April 10, 200818 yr Every machine on the same network must be able to handle the same frame size. So no, it won't work. The only way to make it work without retrofitting all of your equipment with gigabit nics (which may not be feasible) is to get a switch that supports vlans. Basically your gigabit equipment is connected to one vlan, and everything else to another vlan (any gigabit equipment that does NOT support jumbo frames, must be lumped in the "everything else" category). You also need to find out the highest jumbo frame all of your gigabit equipment handles, then use the lowest one (so if you have five that handle 9K but one that can only handle 7K, you need to set it to 7K).
December 14, 200817 yr Even if they weren't a total BITCH to get and working, Jumbo frames are not going to get you squat on a local, unrouted subnet.

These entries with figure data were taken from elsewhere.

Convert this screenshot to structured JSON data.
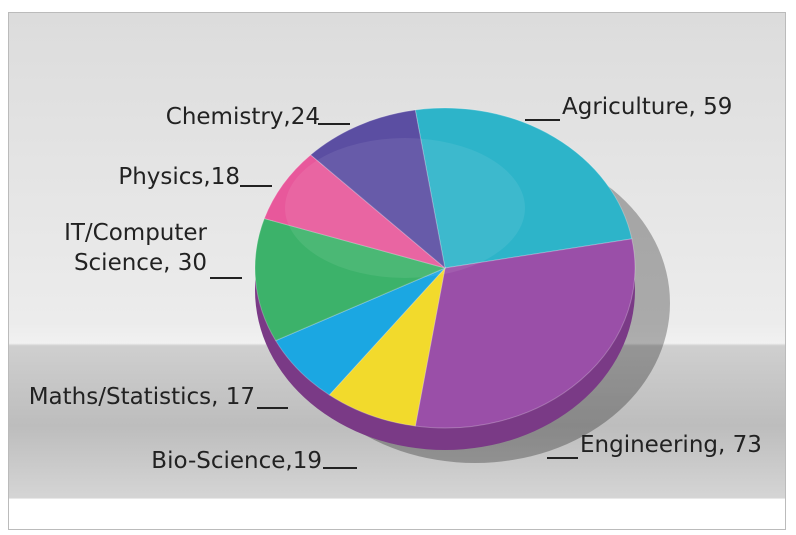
{
  "chart_data": {
    "type": "pie",
    "value_labels": [
      "Agriculture, 59",
      "Engineering, 73",
      "Bio-Science,19",
      "Maths/Statistics, 17",
      "IT/Computer Science, 30",
      "Physics,18",
      "Chemistry,24"
    ],
    "values": [
      59,
      73,
      19,
      17,
      30,
      18,
      24
    ],
    "colors": [
      "#2db4c9",
      "#9a4fa8",
      "#f2da2c",
      "#1ba7e2",
      "#3cb26a",
      "#e8589b",
      "#5b4ea2"
    ]
  }
}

Jumbo frames are a boon to WANs and routed subnets because the reduce interrupts and thus reduce CPU.... i.e. save you money by not having to upgrade your router horsepower. They improve throughput for a given rate of packet loss.... if you already have zero packet loss (typical on a local LAN) then a 9K MTU won't gain you anything perceptible. TCP is a windowing protocol, and uses a sliding window up to 64K (much larger than jumbo frames) that will already take advantage of your zero packet loss environment. Please see this post for an explanation of why you don't get what you expect out of Gigabit Ethernet. http://lime-technology.com/forum/index.php?topic=787.msg21068#msg21068 If you are pounding packets cross-country from LA to NY, jumbo frames can help as your latency is going to be at least 40 msec. On your local subnet, your latency is more like 2ms. None of you are trying to pass a billion packets per second and need big-bucks CPUs in your routers to do it.... so the CPU savings are meaningless.